If I worked for an airline and wondered “How could we use Twitter to improve our brand?”, the answer would be pretty simple – firstly, improve my product! and second, employ customer service reps to look after these people and react to the complaints. As I say, some airlines are worse than others:
Well done Virgin and SouthWest. Delta and United – you have work to do…
The problem in the cloud services industry (AWS and Azure) is the opposite – mentions of these services tend to consist of semi-banal tweets about new services offered, new features and so on. I.e. Twitter is used to share information about the products and services and rarely to express emotive responses (it’s very rare to read “Can’t believe how amazing @AWS was today!!! #FTW” – it just doesn’t happen). Certainly the split between B2B and B2C tweets shows this difference (I looked at small and large orgs as well, from local shops, to fashion houses, to small tech companies).
I still think there’s value in implementing a domain-specific model (for example, a model “Just for small tech companies”). The only block is, as described in Appendix 1, the problem of Parsing tweets properly. Maybe once I’ve figured that out, I’ll find a way to classify the other million-odd tweets I’ve collected for the airline industry as a starting point (there are a lot of unhappy airline passengers out there!)
The problem of parsing tweets
I was warned by the following tweet from the team at Stanford NLP:
— Stanford NLP Group (@stanfordnlp) April 13, 2014
The problem we’re trying to fix, as described in the previous post, is that, for us to understand the sentiment of any sentence we have to carry out a couple of stages first. To begin with we need to Part-of-Speech tag a sentence. So, identify “Dog” as a Noun, “Catch” as a Verb and so on. This has challenges with Twitter which is full of URLs, hashtags, #LOLs and so on. But – the GATE Twitter model mentioned above solves this by adding in this functionality to the POS tagger. If you run a tweet through the GATE POS-tagger it will identify http://some.url/ as a URL and so on.
So far, so good. However, the problem comes with the next stage – Parsing. What’s this? If you look at a sentence such as “I don’t like ice-cream”, the tagger will identify and POS-tag each component of this sentence – I, do, not, like, ice-cream. Great, but to understand the sentiment of this sentence, we need to group these elements further. We need to understand that there’s a hierarchy whereby do and not are grouped together, and apply to like to negate this term.
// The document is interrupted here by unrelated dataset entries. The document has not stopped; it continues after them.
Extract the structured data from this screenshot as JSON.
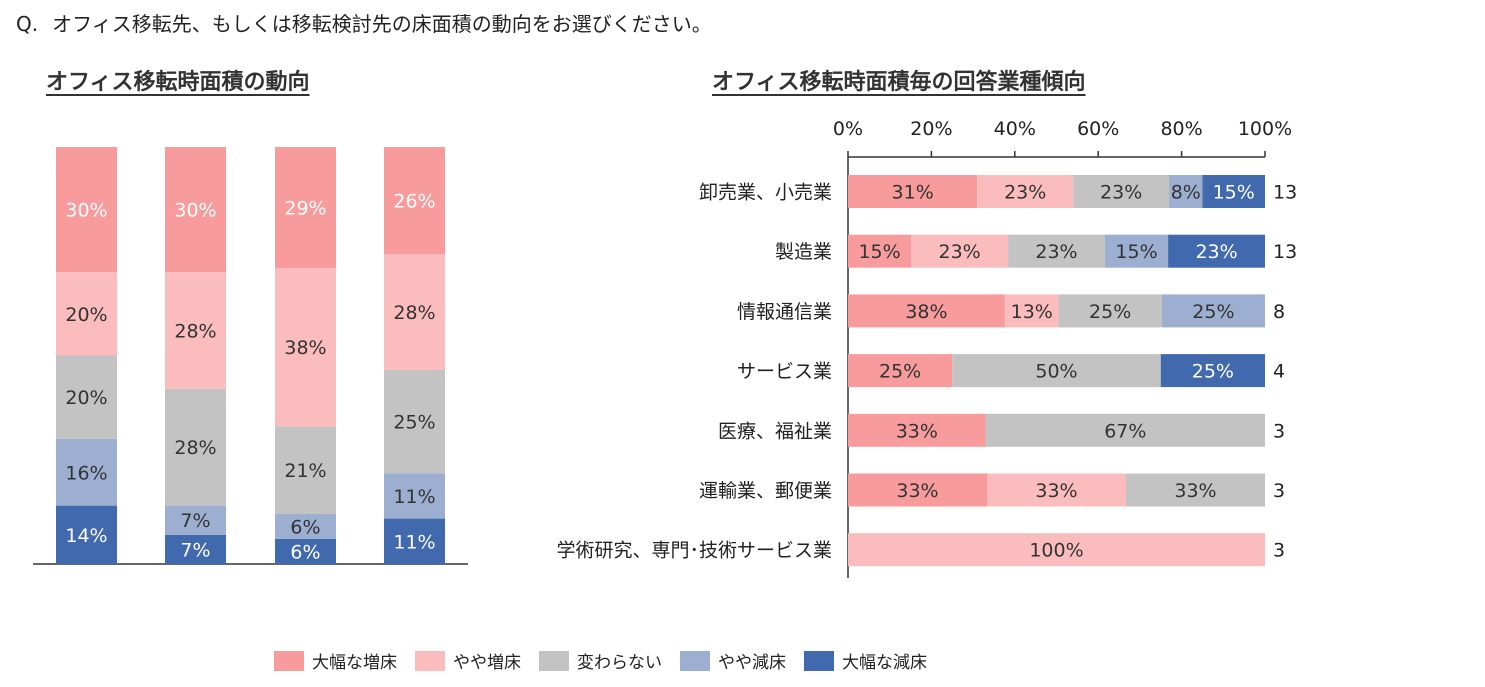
{
  "question": {
    "prefix": "Q.",
    "text": "オフィス移転先、もしくは移転検討先の床面積の動向をお選びください。"
  },
  "colors": {
    "大幅な増床": "#f79b9c",
    "やや増床": "#fbbcbd",
    "変わらない": "#c3c3c3",
    "やや減床": "#9dafd1",
    "大幅な減床": "#4169ad"
  },
  "legend": [
    {
      "label": "大幅な増床",
      "color": "#f79b9c"
    },
    {
      "label": "やや増床",
      "color": "#fbbcbd"
    },
    {
      "label": "変わらない",
      "color": "#c3c3c3"
    },
    {
      "label": "やや減床",
      "color": "#9dafd1"
    },
    {
      "label": "大幅な減床",
      "color": "#4169ad"
    }
  ],
  "chart_data": [
    {
      "type": "bar",
      "stacked": true,
      "orientation": "vertical",
      "title": "オフィス移転時面積の動向",
      "categories": [
        "",
        "",
        "",
        ""
      ],
      "series": [
        {
          "name": "大幅な減床",
          "values": [
            14,
            7,
            6,
            11
          ],
          "labels": [
            "14%",
            "7%",
            "6%",
            "11%"
          ]
        },
        {
          "name": "やや減床",
          "values": [
            16,
            7,
            6,
            11
          ],
          "labels": [
            "16%",
            "7%",
            "6%",
            "11%"
          ]
        },
        {
          "name": "変わらない",
          "values": [
            20,
            28,
            21,
            25
          ],
          "labels": [
            "20%",
            "28%",
            "21%",
            "25%"
          ]
        },
        {
          "name": "やや増床",
          "values": [
            20,
            28,
            38,
            28
          ],
          "labels": [
            "20%",
            "28%",
            "38%",
            "28%"
          ]
        },
        {
          "name": "大幅な増床",
          "values": [
            30,
            30,
            29,
            26
          ],
          "labels": [
            "30%",
            "30%",
            "29%",
            "26%"
          ]
        }
      ],
      "ylim": [
        0,
        100
      ]
    },
    {
      "type": "bar",
      "stacked": true,
      "orientation": "horizontal",
      "title": "オフィス移転時面積毎の回答業種傾向",
      "xticks": [
        "0%",
        "20%",
        "40%",
        "60%",
        "80%",
        "100%"
      ],
      "xlim": [
        0,
        100
      ],
      "rows": [
        {
          "category": "卸売業、小売業",
          "count": "13",
          "segments": [
            {
              "name": "大幅な増床",
              "value": 31,
              "label": "31%"
            },
            {
              "name": "やや増床",
              "value": 23,
              "label": "23%"
            },
            {
              "name": "変わらない",
              "value": 23,
              "label": "23%"
            },
            {
              "name": "やや減床",
              "value": 8,
              "label": "8%"
            },
            {
              "name": "大幅な減床",
              "value": 15,
              "label": "15%"
            }
          ]
        },
        {
          "category": "製造業",
          "count": "13",
          "segments": [
            {
              "name": "大幅な増床",
              "value": 15,
              "label": "15%"
            },
            {
              "name": "やや増床",
              "value": 23,
              "label": "23%"
            },
            {
              "name": "変わらない",
              "value": 23,
              "label": "23%"
            },
            {
              "name": "やや減床",
              "value": 15,
              "label": "15%"
            },
            {
              "name": "大幅な減床",
              "value": 23,
              "label": "23%"
            }
          ]
        },
        {
          "category": "情報通信業",
          "count": "8",
          "segments": [
            {
              "name": "大幅な増床",
              "value": 38,
              "label": "38%"
            },
            {
              "name": "やや増床",
              "value": 13,
              "label": "13%"
            },
            {
              "name": "変わらない",
              "value": 25,
              "label": "25%"
            },
            {
              "name": "やや減床",
              "value": 25,
              "label": "25%"
            }
          ]
        },
        {
          "category": "サービス業",
          "count": "4",
          "segments": [
            {
              "name": "大幅な増床",
              "value": 25,
              "label": "25%"
            },
            {
              "name": "変わらない",
              "value": 50,
              "label": "50%"
            },
            {
              "name": "大幅な減床",
              "value": 25,
              "label": "25%"
            }
          ]
        },
        {
          "category": "医療、福祉業",
          "count": "3",
          "segments": [
            {
              "name": "大幅な増床",
              "value": 33,
              "label": "33%"
            },
            {
              "name": "変わらない",
              "value": 67,
              "label": "67%"
            }
          ]
        },
        {
          "category": "運輸業、郵便業",
          "count": "3",
          "segments": [
            {
              "name": "大幅な増床",
              "value": 33,
              "label": "33%"
            },
            {
              "name": "やや増床",
              "value": 33,
              "label": "33%"
            },
            {
              "name": "変わらない",
              "value": 33,
              "label": "33%"
            }
          ]
        },
        {
          "category": "学術研究、専門･技術サービス業",
          "count": "3",
          "segments": [
            {
              "name": "やや増床",
              "value": 100,
              "label": "100%"
            }
          ]
        }
      ]
    }
  ]
}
I.e. this sentence is actually negative despite the fact that like is a positive word.
And herein lies the problem with parsing tweets – because of the language used in Twitter, often abbreviated, often partial, it’s very hard to properly parse tweets and work out this structure. This seems to be the problem from the very brief analysis I’ve done. The Stanford team (and others) do state “Sure, you can try the standard parsers using tweets tagged with the GATE POS tagger, but good luck with that!”. It obviously needs more work, and maybe when I have more free time, I’ll have a look!